A custodian informed Epperly there was a gun left in a case in the mechanical equipment room that day, wrote Scheu.
“Since there were no students or teachers in the building after hours on Friday (May 20),” wrote Scheu, “he decided to wait until the next day — Saturday, May 21 — to retrieve the unloaded gun along with the other guns collected on Friday and store for the summer.”
“My concern, that I expressed at the meeting, was: how could the gun have been removed on May 21 when it wasn’t discovered until May 25?” Epperly told the Daily News.
Epperly took his questions to the board meeting because, he said, he had requested an executive session to discuss the issue privately with the BOE, but the request was denied.
“I wanted to talk about the layers of my concerns and protocol,” said Epperly. “I was denied an executive session, so my only other recourse was to go public. It was never my intention to go public with this. I was only able to talk to one board member and couldn’t reach the other four.”
During Monday’s meeting, Epperly said, “The gun was left in a locked room which was typically unlocked. I waited from May 26 to June 9 to receive proper answers. The board of education members had no knowledge of the incident. Learning the gun was left out was an accident. The lack of communication is not an accident. You must take safety steps to ensure that this never happens again. You should do a review of the safety plans with the teacher team members. To not deal with it sets a dangerous precedent.”

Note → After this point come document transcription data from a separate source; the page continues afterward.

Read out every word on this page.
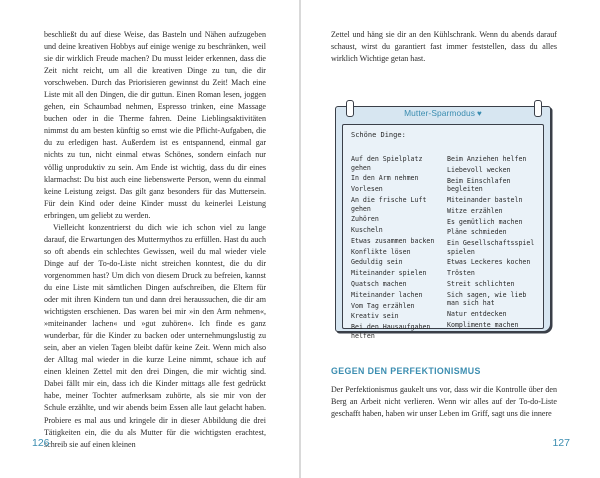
beschließt du auf diese Weise, das Basteln und Nähen aufzugeben und deine kreativen Hobbys auf einige wenige zu beschränken, weil sie dir wirklich Freude machen? Du musst leider erkennen, dass die Zeit nicht reicht, um all die kreativen Dinge zu tun, die dir vorschweben. Durch das Priorisieren gewinnst du Zeit! Mach eine Liste mit all den Dingen, die dir guttun. Einen Roman lesen, joggen gehen, ein Schaumbad nehmen, Espresso trinken, eine Massage buchen oder in die Therme fahren. Deine Lieblingsaktivitäten nimmst du am besten künftig so ernst wie die Pflicht-Aufgaben, die du zu erledigen hast. Außerdem ist es entspannend, einmal gar nichts zu tun, nicht einmal etwas Schönes, sondern einfach nur völlig unproduktiv zu sein. Am Ende ist wichtig, dass du dir eines klarmachst: Du bist auch eine liebenswerte Person, wenn du einmal keine Leistung zeigst. Das gilt ganz besonders für das Muttersein. Für dein Kind oder deine Kinder musst du keinerlei Leistung erbringen, um geliebt zu werden.

Vielleicht konzentrierst du dich wie ich schon viel zu lange darauf, die Erwartungen des Muttermythos zu erfüllen. Hast du auch so oft abends ein schlechtes Gewissen, weil du mal wieder viele Dinge auf der To-do-Liste nicht streichen konntest, die du dir vorgenommen hast? Um dich von diesem Druck zu befreien, kannst du eine Liste mit sämtlichen Dingen aufschreiben, die Eltern für oder mit ihren Kindern tun und dann drei heraussuchen, die dir am wichtigsten erschienen. Das waren bei mir »in den Arm nehmen«, »miteinander lachen« und »gut zuhören«. Ich finde es ganz wunderbar, für die Kinder zu backen oder unternehmungslustig zu sein, aber an vielen Tagen bleibt dafür keine Zeit. Wenn mich also der Alltag mal wieder in die kurze Leine nimmt, schaue ich auf einen kleinen Zettel mit den drei Dingen, die mir wichtig sind. Dabei fällt mir ein, dass ich die Kinder mittags alle fest gedrückt habe, meiner Tochter aufmerksam zuhörte, als sie mir von der Schule erzählte, und wir abends beim Essen alle laut gelacht haben. Probiere es mal aus und kringele dir in dieser Abbildung die drei Tätigkeiten ein, die du als Mutter für die wichtigsten erachtest, schreib sie auf einen kleinen

126

Zettel und häng sie dir an den Kühlschrank. Wenn du abends darauf schaust, wirst du garantiert fast immer feststellen, dass du alles wirklich Wichtige getan hast.

Mutter-Sparmodus ♥
Schöne Dinge:
Auf den Spielplatz gehen
In den Arm nehmen
Vorlesen
An die frische Luft gehen
Zuhören
Kuscheln
Etwas zusammen backen
Konflikte lösen
Geduldig sein
Miteinander spielen
Quatsch machen
Miteinander lachen
Vom Tag erzählen
Kreativ sein
Bei den Hausaufgaben helfen
Beim Anziehen helfen
Liebevoll wecken
Beim Einschlafen begleiten
Miteinander basteln
Witze erzählen
Es gemütlich machen
Pläne schmieden
Ein Gesellschaftsspiel spielen
Etwas Leckeres kochen
Trösten
Streit schlichten
Sich sagen, wie lieb man sich hat
Natur entdecken
Komplimente machen
GEGEN DEN PERFEKTIONISMUS

Der Perfektionismus gaukelt uns vor, dass wir die Kontrolle über den Berg an Arbeit nicht verlieren. Wenn wir alles auf der To-do-Liste geschafft haben, haben wir unser Leben im Griff, sagt uns die innere

127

“This problem is not being overlooked,” said Board President Bill Ankney. “The weapons have to be nonnegotiable on how they are handled. We will continue to handle that situation. Right now we’re in a ‘he said, she said’ situation. You’ll be kept informed of the results. Everybody will know about it.”
“The issue of the unloaded weapon left in a locked room has been thoroughly researched and dealt with,” said Scheu after the meeting, “and at no time was any student or staff member in danger. We continue to have some of the safest and secure school buildings anywhere around.”
Scheu said he investigated the matter on June 9, when he had returned from vacation, and that Eric Finke, director of buildings and grounds had also investigated. Scheu had talked with the security officer who told him that he had “put the gun in the case, unloaded, in the mechanical equipment room across from the library on the last day of school and locked the door. He got busy the rest of the day and did not immediately put the gun back in the safe until the next day,” Scheu said.
As a result, Scheu considers the case closed.
He suggested that Epperly could have put the gun away, himself.
“The principal of the building and school security officer share in the responsibility of accounting for all guns and safes in the building and making sure everything is secured,” wrote Scheu. “I have emails I exchanged with both Mr. Epperly and Mr. Finke verifying the account I just stated. Mr. Epperly, who was a member of the first responder team at Emerson, when notified by the custodian late Friday afternoon, had the responsibility of placing the unloaded gun in the biometric safe which he had access to. Instead, he continues to choose his course of action to blame others when he himself, when notified of this situation, should have taken the initiative and placed the gun where it belonged. This was neglectful on his part.”
This indicent happened at approximately the same time Epperly resigned from Sidney City Schools following his reassignment by Scheu to an assistant principal’s position.
“I am not sure what point a disgruntled and ineffective former principal is trying to make,” said Scheu in a written statement following the meeting.